Ma pensée revint à nouveau vers ce supposé
complexe spatio-temporel qui m'avait pratiquement explosé à la
figure.
–
Bien sûr, songeai-je, ça aussi c'est une bonne blague.
Les machines qui voyagent dans l'espace ou dans le temps, ça
n'existe pas!
J'avais suffisamment voyager dans l'espace
pour savoir que, juste pour atteindre Mars, il fallait se taper
en moyenne 2 ou 3 jours d'astronef en plus d'endurer des heures
de forte accélération et de subir deux renversements à l'allée
et deux autres au retour. Renversements qui ne manquaient jamais
de me chavirer l'estomac en provoquant la plus gênante des
nausées. Et le billet n'était pas gratuit. Le type qui aurait
inventé la machine à voyager dans l'espace-temps aurait amassé
tout un magot. Et cela se saurait.
Je m'imaginais en train de programmer ma
destination sur une sorte de clavier quasi magique, fixé sur le
cadre de la Porte à Parcourir l'Univers. Je traversais ensuite
le cadre et par la magie de la décomposition moléculaire, des
ondes hertziennes et de la compression temporelle, je me
retrouvais sur une autre planète, à des millions de kilomètres
de là, devant une jolie hôtesse blonde qui m'accueillait avec le
sourire en déclarant :
–
Bonjour Monsieur Trame. Bienvenue sur notre planète
couverte d'herbe bleue, située dans une lointaine galaxie.
J'espère que vous avez fait un bon voyage, car votre carte de
crédit va en prendre un bon coup.
–
Y a juste au cinéma qu'on trouve des trucs pareils,
conclus-je. Malheureusement, en l'an de grâce 2042, ces machines
merveilleuses ne sont pas près d'exister.

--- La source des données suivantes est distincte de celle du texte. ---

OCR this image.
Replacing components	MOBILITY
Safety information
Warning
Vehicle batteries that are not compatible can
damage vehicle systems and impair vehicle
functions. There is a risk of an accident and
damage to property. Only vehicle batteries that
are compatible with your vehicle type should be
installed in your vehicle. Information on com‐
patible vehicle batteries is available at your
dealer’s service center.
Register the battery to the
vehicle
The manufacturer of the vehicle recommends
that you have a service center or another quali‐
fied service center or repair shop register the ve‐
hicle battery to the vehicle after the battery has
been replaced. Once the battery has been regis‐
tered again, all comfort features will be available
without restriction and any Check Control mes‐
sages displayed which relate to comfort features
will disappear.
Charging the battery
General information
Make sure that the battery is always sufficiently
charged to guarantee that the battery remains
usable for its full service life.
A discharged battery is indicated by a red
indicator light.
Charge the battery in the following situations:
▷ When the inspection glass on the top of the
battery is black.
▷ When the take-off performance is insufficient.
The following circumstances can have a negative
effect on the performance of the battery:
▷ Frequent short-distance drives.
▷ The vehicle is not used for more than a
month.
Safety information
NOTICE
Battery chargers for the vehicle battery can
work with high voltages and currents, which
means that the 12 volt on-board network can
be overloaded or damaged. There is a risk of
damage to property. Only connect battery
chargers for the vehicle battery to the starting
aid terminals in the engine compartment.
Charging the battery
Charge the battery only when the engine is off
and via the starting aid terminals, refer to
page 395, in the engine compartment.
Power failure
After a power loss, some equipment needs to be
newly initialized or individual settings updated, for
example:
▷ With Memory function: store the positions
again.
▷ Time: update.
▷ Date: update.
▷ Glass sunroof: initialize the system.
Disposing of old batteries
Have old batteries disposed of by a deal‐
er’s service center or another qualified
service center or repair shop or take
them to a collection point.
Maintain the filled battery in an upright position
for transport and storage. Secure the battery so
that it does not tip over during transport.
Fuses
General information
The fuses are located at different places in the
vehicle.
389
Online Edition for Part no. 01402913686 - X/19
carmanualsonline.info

Il y avait pourtant une faille dans mon
raisonnement. N'étais-je pas, en ce moment même, sur une autre
planète? N'étais-je pas passé presque instantanément du
voisinage de cet édifice — une sorte d'hôpital il me semblait —
jusqu'au haut de cet escalier roulant?
–
Il ne faut pas sauter trop vite aux conclusions. D'abord,
cela a juste paru instantané. Peut-être que j'ai juste oublié le
voyage, à la suite d'une nausée un peu plus forte qu'à
l'habitude. Mais tout ça va me revenir très bientôt. C'est
certain! Et puis, qu'est-ce que c'est que cette idée que je ne
suis pas sur Terre? Bien sûr, l'herbe tire un peu trop sur le
bleu et je ne me rappelle pas avoir jamais vu d'herbe bleue sur
Terre. Ce qui ne veut pas dire qu'il n'en pousse pas quelque
part. Peut-être en Asie? en Inde? ou dans le jardin de ma tante
Ursule?
Mais il y avait aussi beaucoup d'autres
détails qui me troublaient. Le ciel par exemple. Il était bleu
comme le ciel de la Terre mais sa luminosité avait un aspect
anormal. Le ciel terrestre n'a pas la même teinte partout. Il
est habituellement plus sombre d'un côté de l'horizon et plus
clair de l'autre. Celui-là avait une couleur uniforme : le même
bleu très profond, sur toute sa surface. Le soleil paraissait
normal. Quoique le soleil fût plutôt difficile à observer à
cause de son éclat très vif.
La route aussi était bizarre. Le
revêtement de la chaussée était parfaitement noir, sans aucune
défectuosité. Le noir en était tellement prononcé que les lignes
blanches, peintes de chaque côté, semblaient suspendues en
l'air, au-dessus d'un gouffre d'une profondeur infinie.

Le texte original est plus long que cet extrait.